Come Home: My Come Home Experience
How does one narrate a journey still in progress? Or speak of what only the Spirit knows, impulses not understood, choices made because they seem to be the only choice?
In 1967 I left the Catholic Church. Vatican II had concluded and I, like many of my generation, were inflamed with the breadth and depth of Christ’s love and the joy of being the people of God. Having been a member of a religious order, I experienced "culture shock" upon returning to a local parish not yet in touch with the openness and expansiveness of my religious community. The decision to leave was not easy. I sought guidance from those I respected,and eventually knew what I must do.
And so for the next 38 years I lived the gospel as best I could, finding my way as a member of the United Church of Christ and then upon coming to Westerville, as an ordained elder in the Presbyterian Church. I experienced the mercy and compassion of a loving God who embraces all. But always I longed for the liturgy I’d known and especially for the Eucharist, food for the journey.

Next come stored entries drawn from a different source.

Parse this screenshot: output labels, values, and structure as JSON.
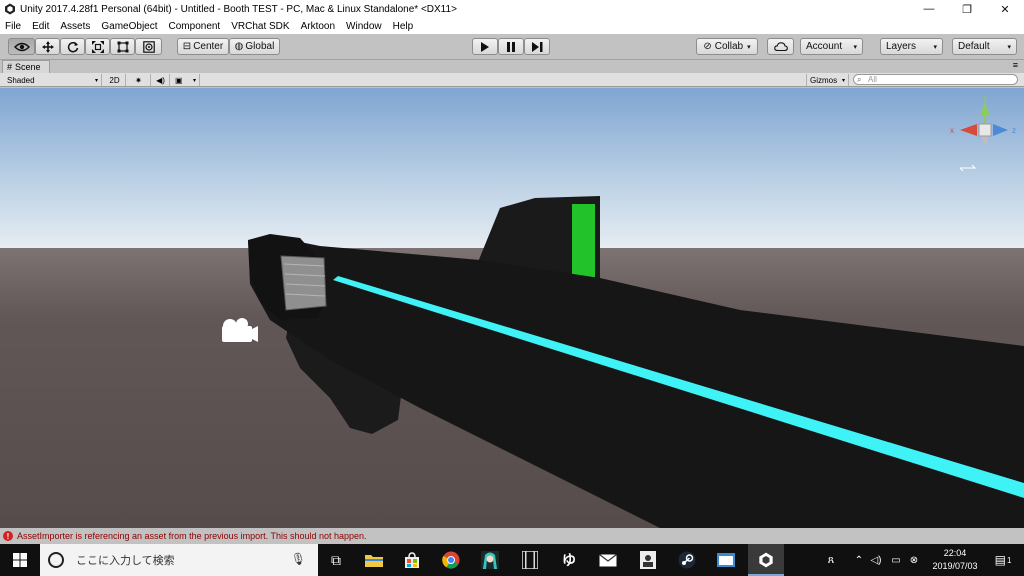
{
  "window": {
    "title": "Unity 2017.4.28f1 Personal (64bit) - Untitled - Booth TEST - PC, Mac & Linux Standalone* <DX11>",
    "minimize": "—",
    "maximize": "❐",
    "close": "✕"
  },
  "menu": [
    "File",
    "Edit",
    "Assets",
    "GameObject",
    "Component",
    "VRChat SDK",
    "Arktoon",
    "Window",
    "Help"
  ],
  "toolbar": {
    "center_label": "Center",
    "global_label": "Global",
    "collab_label": "Collab",
    "account_label": "Account",
    "layers_label": "Layers",
    "layout_label": "Default"
  },
  "scene": {
    "tab_label": "Scene",
    "shading_mode": "Shaded",
    "mode_2d": "2D",
    "gizmos_label": "Gizmos",
    "search_placeholder": "All",
    "gizmo_axis_y": "y",
    "gizmo_axis_x": "x",
    "gizmo_axis_z": "z"
  },
  "status": {
    "message": "AssetImporter is referencing an asset from the previous import. This should not happen."
  },
  "taskbar": {
    "search_placeholder": "ここに入力して検索",
    "time": "22:04",
    "date": "2019/07/03",
    "notification_count": "1"
  },
  "colors": {
    "editor_bg": "#c2c2c2",
    "sky_top": "#7fa5d2",
    "horizon": "#e8eef3",
    "ground": "#5a5050",
    "accent_cyan": "#3ef2f5",
    "accent_green": "#22c22a",
    "error_red": "#d62020",
    "taskbar": "#101010"
  }
}
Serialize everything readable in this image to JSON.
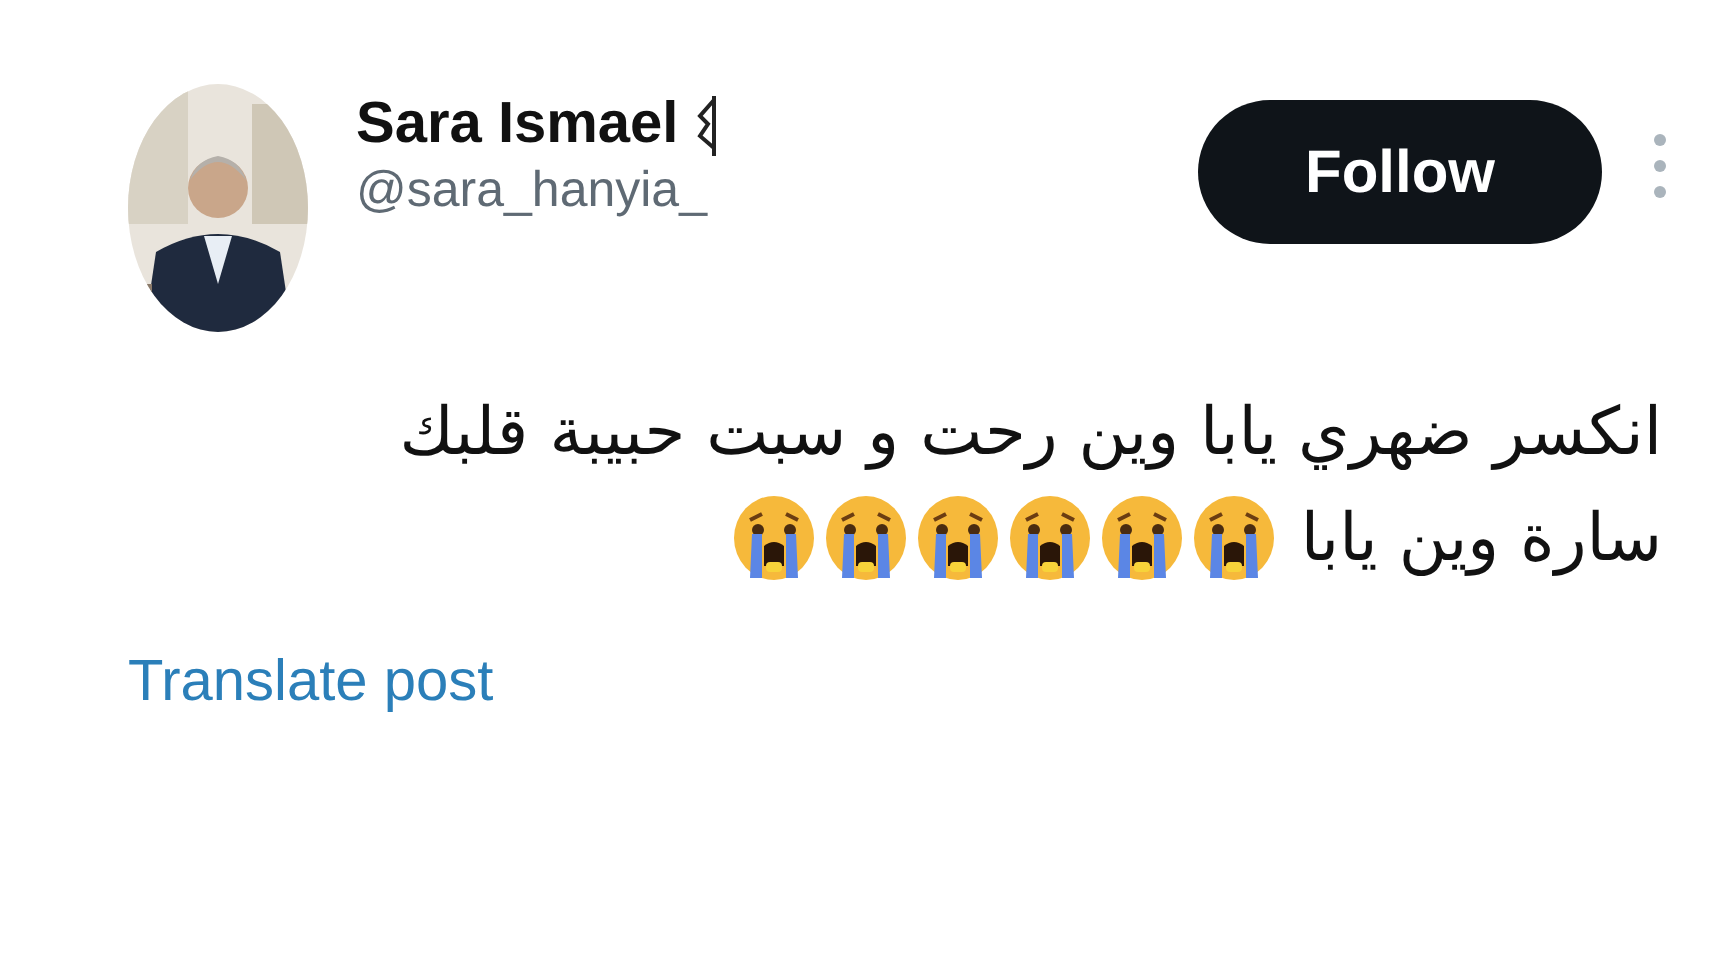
{
  "post": {
    "author": {
      "name": "Sara Ismael",
      "handle": "@sara_hanyia_"
    },
    "follow_button": {
      "label": "Follow"
    },
    "text_lines": [
      "انكسر ضهري يابا وين رحت و سبت حبيبة قلبك",
      "سارة وين يابا"
    ],
    "emojis": [
      {
        "kind": "loudly-crying"
      },
      {
        "kind": "loudly-crying"
      },
      {
        "kind": "loudly-crying"
      },
      {
        "kind": "loudly-crying"
      },
      {
        "kind": "loudly-crying"
      },
      {
        "kind": "loudly-crying"
      }
    ],
    "translate_link": "Translate post"
  }
}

When our eldest daughter married and became a Catholic, I re-examined old issues. But the time wasn’t right or perhaps I wasn’t ready. Ten years later my youngest daughter said she was drawn to Catholicism and when I volunteered to accompany her to classes, it seemed as if it were someone else using my voice. How could I be back in the same place again?
Good friends had told me for years that I would one day "come home." It was their witness to the Eucharistic Christ that warmed me when I was anxious, when I doubted the path. And then, when at the parish website I found words of acceptance and welcome, when I read Father Charlie’s apology on behalf of the Church, I wept. I could go home again.
Each week at the RCIA classes the Spirit nudged a little bit more. At the six Come Home sessions, the Spirit pushed and the resistance and old defenses crumbled. They were unnecessary. Here was a place of integrity without judgment, of clarity without narrowness. And while a sense of "home" has remained with me always, "being home" was now a choice I could make wholeheartedly.
In January, during what was once called The Church Unity Octave, almost 38 years to the day I left, I professed my faith in the Catholic Church. Troublesome issues continue, but because of what I have learned from Susan Bellotti, St. Paul Pastoral Associate and the many generous and kind people involved in this ministry, I see the Church differently. The tensions that can divide are the very tensions that make this Church alive. The Catholic Church’s struggle to be both faithful and responsive is my very human struggle too.
I am grateful to the Holy Spirit and all who serve with such love.